Der frühere SPD-Bundestagsabgeordnete Sebastian Edathy hat Vorwürfe zurückgewiesen, er habe sich kinderpornografisches Material verschafft: "Die Tatsache, dass bei einer nur auf Mutmaßungen beruhenden gestrigen Hausdurchsuchung in meiner Privatwohnung die Lokalpresse zugegen war, nehme ich zum Anlass, Strafanzeige zu erstatten. - Ich gehe davon aus, dass die Unschuldsvermutung auch für mich gilt. - Ein strafbares Verhalten liegt nicht vor, " schreibt der Politiker auf seiner Facebook-Seite.

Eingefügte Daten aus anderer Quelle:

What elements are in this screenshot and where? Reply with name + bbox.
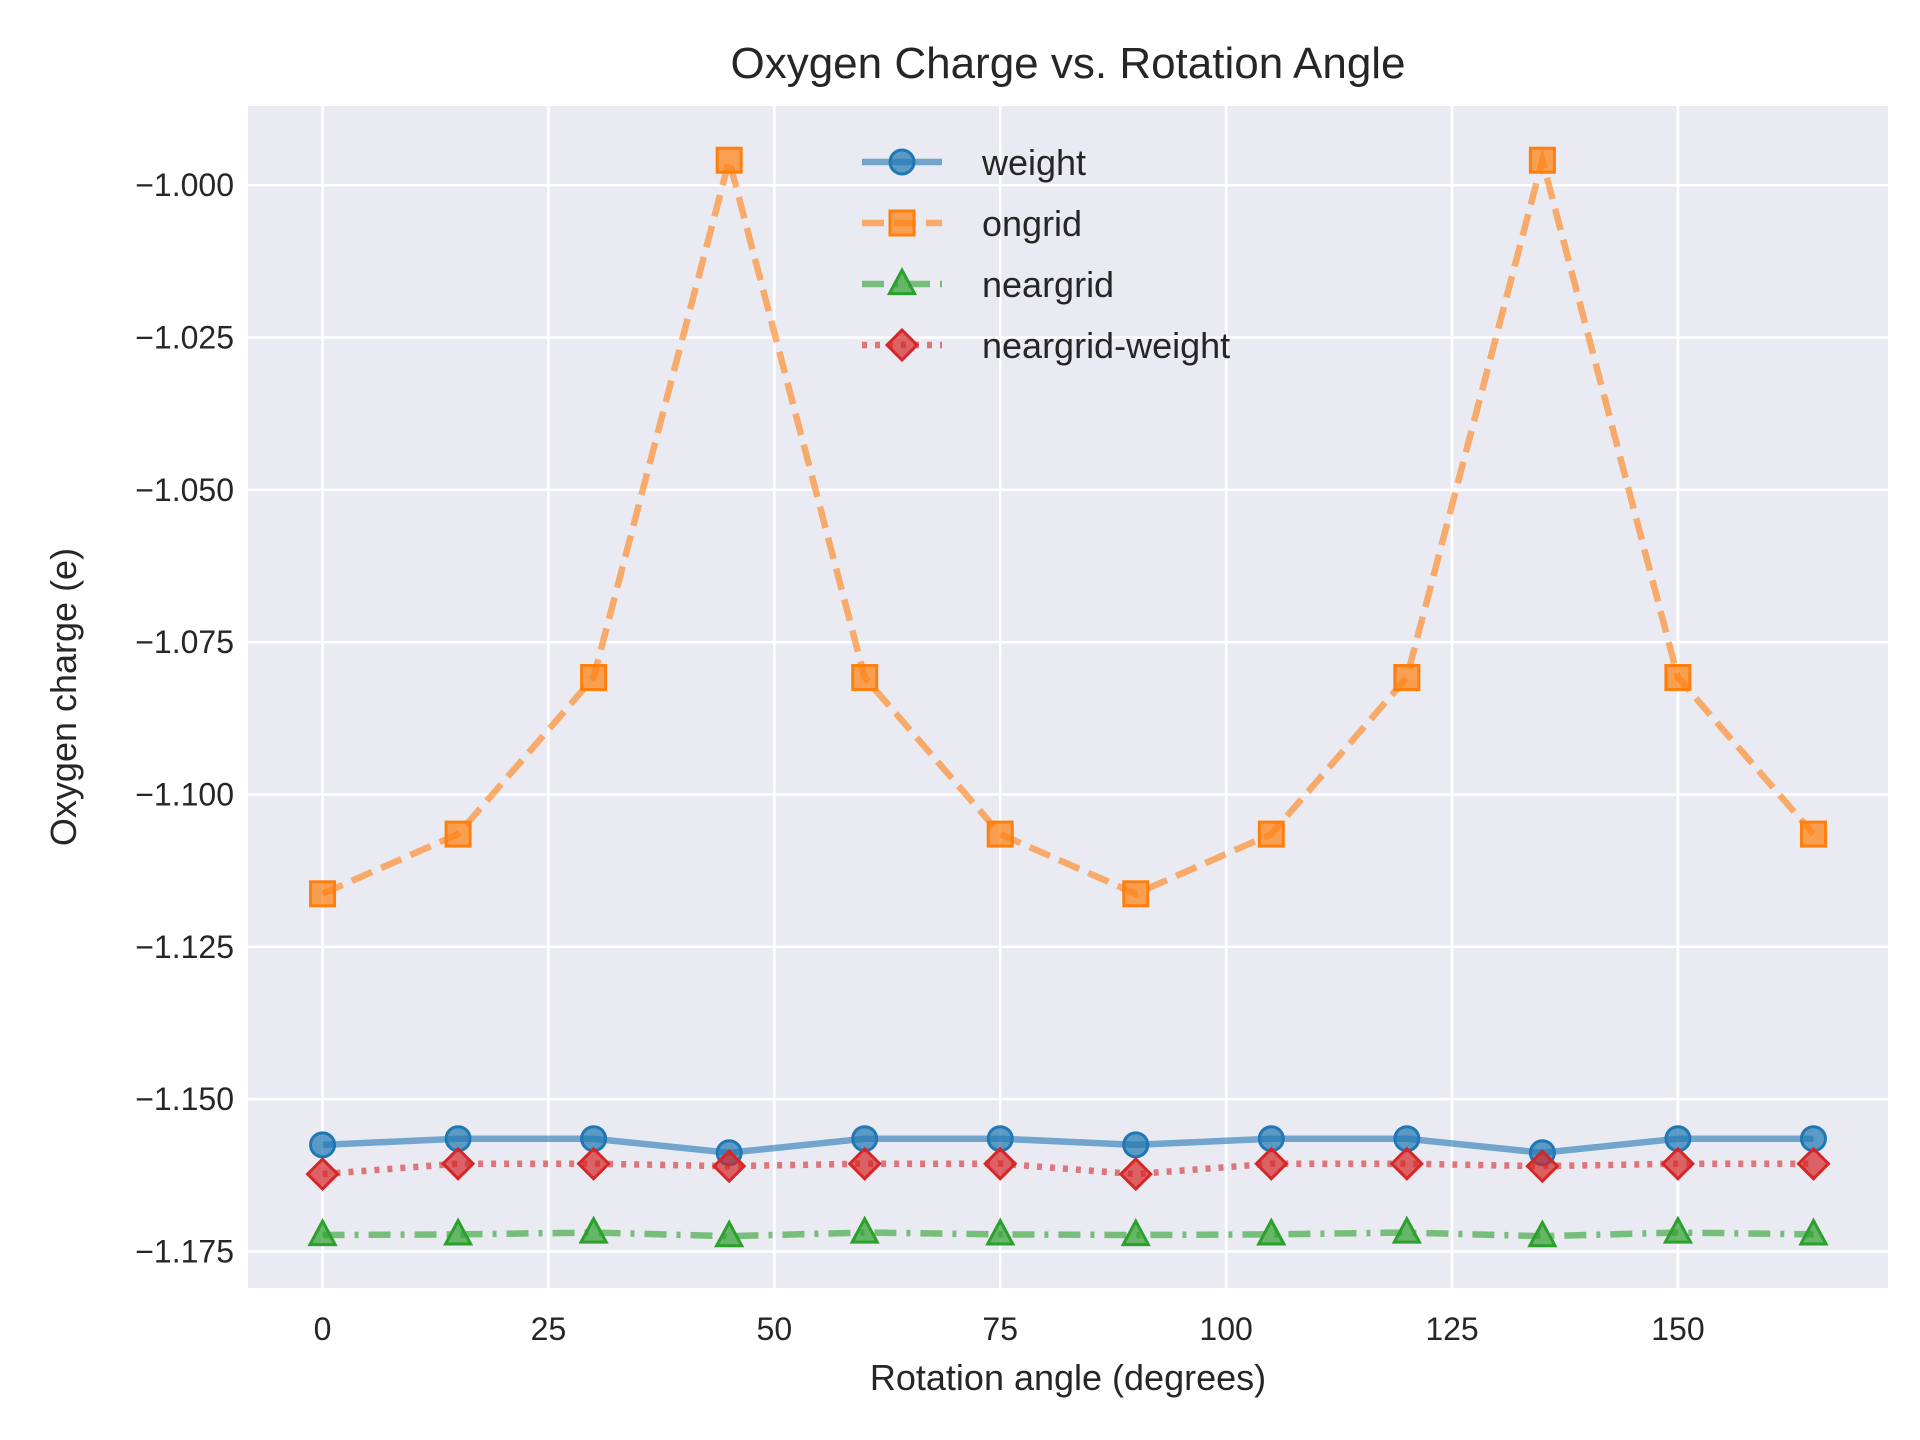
data-point-ongrid xyxy=(1257,820,1285,848)
y-tick-label: −1.100 xyxy=(135,776,234,812)
y-tick-label: −1.050 xyxy=(135,472,234,508)
data-point-neargrid-weight xyxy=(1660,1146,1696,1181)
grid xyxy=(248,106,1888,1288)
data-point-neargrid-weight xyxy=(1525,1149,1560,1184)
x-axis-label: Rotation angle (degrees) xyxy=(870,1357,1266,1398)
legend-label: neargrid xyxy=(982,264,1114,305)
series-ongrid xyxy=(309,146,1827,908)
x-tick-label: 50 xyxy=(757,1311,793,1347)
data-point-ongrid xyxy=(1799,820,1827,848)
legend-label: weight xyxy=(981,142,1086,183)
y-tick-label: −1.175 xyxy=(135,1233,234,1269)
data-point-neargrid xyxy=(1662,1215,1694,1244)
data-point-neargrid xyxy=(1798,1217,1829,1246)
y-axis-label: Oxygen charge (e) xyxy=(43,548,84,846)
data-point-neargrid-weight xyxy=(576,1146,611,1181)
y-tick-label: −1.000 xyxy=(135,167,234,203)
x-tick-label: 100 xyxy=(1199,1311,1252,1347)
data-point-neargrid xyxy=(307,1218,338,1247)
data-point-ongrid xyxy=(309,880,337,908)
data-point-ongrid xyxy=(1393,664,1421,692)
data-point-neargrid-weight xyxy=(440,1146,476,1181)
legend-marker xyxy=(888,209,916,237)
data-point-neargrid-weight xyxy=(712,1149,747,1184)
data-point-neargrid-weight xyxy=(847,1146,882,1181)
series-line-neargrid-weight xyxy=(322,1160,1814,1178)
legend: weight ongrid neargrid neargrid-weight xyxy=(862,142,1230,366)
data-point-ongrid xyxy=(1664,664,1692,692)
x-tick-label: 150 xyxy=(1651,1311,1704,1347)
series-line-ongrid xyxy=(321,147,1816,898)
y-tick-label: −1.150 xyxy=(135,1081,234,1117)
data-point-ongrid xyxy=(580,664,608,692)
x-tick-label: 25 xyxy=(531,1311,567,1347)
y-tick-label: −1.025 xyxy=(135,320,234,356)
data-point-neargrid xyxy=(714,1219,745,1248)
legend-item-weight: weight xyxy=(862,142,1086,183)
data-point-neargrid xyxy=(1256,1217,1287,1246)
data-point-neargrid xyxy=(1527,1219,1558,1248)
data-point-neargrid-weight xyxy=(305,1156,340,1192)
data-point-neargrid-weight xyxy=(1389,1146,1424,1181)
data-point-neargrid xyxy=(1120,1218,1151,1247)
data-point-ongrid xyxy=(851,664,879,692)
data-point-ongrid xyxy=(444,820,472,848)
data-point-ongrid xyxy=(1122,880,1150,908)
data-point-weight xyxy=(309,1131,337,1159)
legend-marker xyxy=(886,267,918,296)
data-point-ongrid xyxy=(715,146,743,174)
series-neargrid-weight xyxy=(305,1146,1831,1192)
data-point-neargrid-weight xyxy=(983,1146,1018,1181)
chart-title: Oxygen Charge vs. Rotation Angle xyxy=(730,39,1405,88)
series-weight xyxy=(309,1125,1827,1167)
data-point-neargrid xyxy=(849,1215,880,1244)
y-tick-label: −1.125 xyxy=(135,929,234,965)
data-point-neargrid-weight xyxy=(1254,1146,1289,1181)
data-point-neargrid xyxy=(578,1215,609,1244)
data-point-ongrid xyxy=(986,820,1014,848)
y-tick-label: −1.075 xyxy=(135,624,234,660)
plot-background xyxy=(248,106,1888,1288)
data-point-neargrid-weight xyxy=(1118,1156,1153,1192)
x-tick-label: 125 xyxy=(1425,1311,1478,1347)
legend-marker xyxy=(884,327,920,363)
data-point-neargrid xyxy=(985,1217,1016,1246)
legend-label: ongrid xyxy=(982,203,1082,244)
data-point-neargrid xyxy=(442,1217,474,1246)
series-line-neargrid xyxy=(322,1229,1814,1240)
legend-label: neargrid-weight xyxy=(982,325,1230,366)
ticks: 0 25 50 75 100 125 150 −1.000 −1.025 −1.050 −1.075… xyxy=(135,167,1704,1347)
x-tick-label: 75 xyxy=(982,1311,1018,1347)
data-point-neargrid xyxy=(1391,1215,1422,1244)
legend-item-neargrid-weight: neargrid-weight xyxy=(862,325,1230,366)
series-line-weight xyxy=(322,1135,1814,1157)
legend-item-ongrid: ongrid xyxy=(862,203,1082,244)
x-tick-label: 0 xyxy=(314,1311,332,1347)
series-group xyxy=(305,146,1831,1248)
data-point-neargrid-weight xyxy=(1796,1146,1831,1181)
data-point-weight xyxy=(1122,1131,1150,1159)
data-point-ongrid xyxy=(1528,146,1556,174)
legend-item-neargrid: neargrid xyxy=(862,264,1114,305)
series-neargrid xyxy=(307,1215,1829,1248)
legend-marker xyxy=(888,148,916,176)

Nach Informationen des "Spiegel" kamen die ersten Hinweise zu dem Fall Edathy von der kanadischen Polizei. Die Behörden sollen in den vergangenen drei Jahren gegen einen internationalen Kinderporno-Ring ermittelt haben. Dabei kam umfangreiches Material zusammen. Die Operation lief unter dem Codenamen "Spade", berichtet der "Spiegel". Bis Ende 2013 wurden in diesem Zusammenhang mehr als 340 Personen festgenommen, die in Kanada, den USA und anderen Ländern mit kinderpornographischem Material gehandelt haben. Unter den Opfern sollen, außer fünf- bis zwölfjährigen Jungen aus Osteuropa, auch Kinder aus Deutschland gewesen sein.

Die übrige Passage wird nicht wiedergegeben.